Человек хитро улыбнулся, показал жестом неприличное действие и ушел.
-Ещё чая подогреть?
-Ты извини, что я поверил.
-Ладно, ничего, мне это без разницы. Ты решай, будешь ли здесь оставаться?
-Буду.
-Только денег он не заплатит. Если и вправду у него есть, всё равно не заплатит.
-Знаю.
-И остаёшься?
-Остаюсь.
-Ну и дурак. Я бы, если могла, бежала отсюда побыстрей и подальше.
-Почему не бежишь?
-Не могу.
-У тебя волосы красивые.
-Ну и что?
-Ты злишься?
-Нет.
-Ты сейчас занята? Проведи меня в общежитие.
-Денег платить точно не будут!
-Я знаю.
-Если ты думаешь, что я дура, так ты ошибаешься.
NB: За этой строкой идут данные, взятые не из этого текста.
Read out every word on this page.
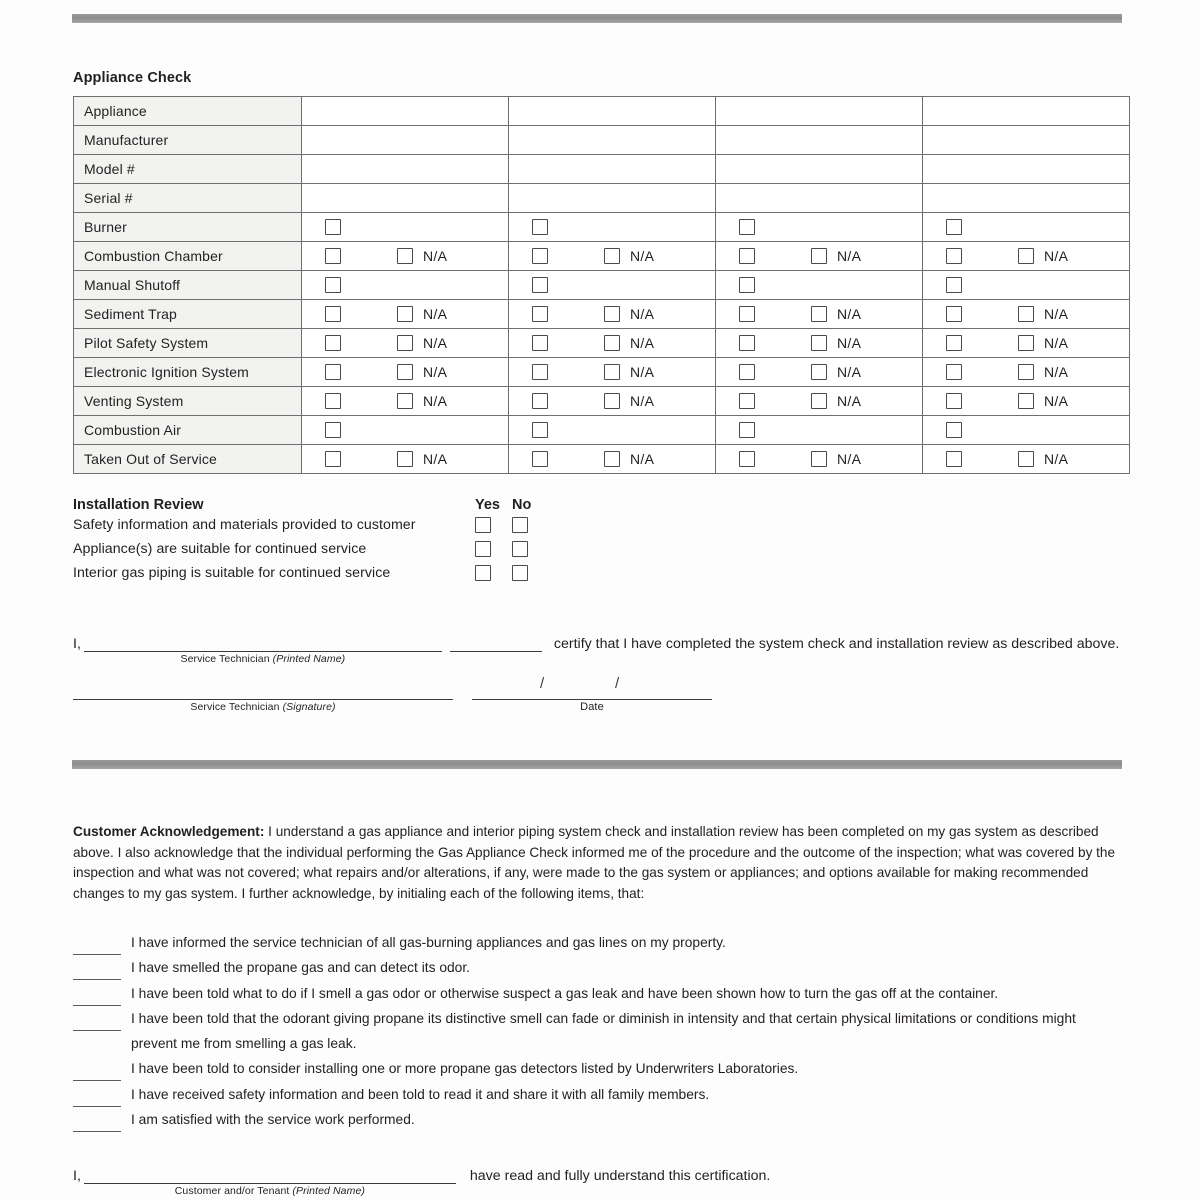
Appliance Check
Appliance				
Manufacturer				
Model #				
Serial #				
Burner	

Combustion Chamber	N/A	N/A	N/A	N/A

Manual Shutoff	

Sediment Trap	N/A	N/A	N/A	N/A

Pilot Safety System	N/A	N/A	N/A	N/A

Electronic Ignition System	N/A	N/A	N/A	N/A

Venting System	N/A	N/A	N/A	N/A

Combustion Air	

Taken Out of Service	N/A	N/A	N/A	N/A
Installation Review	Yes No
Safety information and materials provided to customer
Appliance(s) are suitable for continued service
Interior gas piping is suitable for continued service
I,
Service Technician (Printed Name)
certify that I have completed the system check and installation review as described above.
Service Technician (Signature)
/	/
Date
Customer Acknowledgement: I understand a gas appliance and interior piping system check and installation review has been completed on my gas system as described above. I also acknowledge that the individual performing the Gas Appliance Check informed me of the procedure and the outcome of the inspection; what was covered by the inspection and what was not covered; what repairs and/or alterations, if any, were made to the gas system or appliances; and options available for making recommended changes to my gas system. I further acknowledge, by initialing each of the following items, that:
I have informed the service technician of all gas-burning appliances and gas lines on my property.
I have smelled the propane gas and can detect its odor.
I have been told what to do if I smell a gas odor or otherwise suspect a gas leak and have been shown how to turn the gas off at the container.
I have been told that the odorant giving propane its distinctive smell can fade or diminish in intensity and that certain physical limitations or conditions might prevent me from smelling a gas leak.
I have been told to consider installing one or more propane gas detectors listed by Underwriters Laboratories.
I have received safety information and been told to read it and share it with all family members.
I am satisfied with the service work performed.
I,
Customer and/or Tenant (Printed Name)
have read and fully understand this certification.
Герои мне не нужны и совсем это не геройство, без денег сидеть.
Наклонился к ней целоваться, дала по губам и выплеснула в лицо заварку из чашки.
-Что шлюхи захотелось!
-Дура ты.
Чаи стряхнул, уложил чемоданы, на них прилёг.
-Ты что собираешься делать?
-Посплю, пока начальство спит. Потом покажет мне общежитие, пойду туда.
-Тебя бандиты побьют.
-За что?
-Они всё могут.
-И убить?
-Это легче легчего.
-Что совсем распоясались?
-Совсем.
-У нас, в области, только начальство может любого убить, а бандиты только кого им позволят.
-У нас начальства нет, одни бандиты.
-Ты больше не злишься?
-Не знаю.
-Садись рядом.
-Не хочу.
-Боишься?
-Мне бояться нечего.
-Ты что больная?
-Хуже.
-СПИД?
-Хуже.
-Не понял.
-Мёртвая я.
-Это как?
-А как ещё, просто мёртвая.
-Я думал, что трупы хуже выглядят.
-Ничего смешного!
Она отвернулась и заплакала. Закрыла лицо руками и рыдала в полную силу, совсем неожиданно для такой вроде бы уверенной бабы. Бред. И снова проклятые слёзы, которые никак нельзя опровергнуть. Идиотские и самые сильные аргументы. Подошел к ней, обнял. Хватило совести не воспалиться при этом.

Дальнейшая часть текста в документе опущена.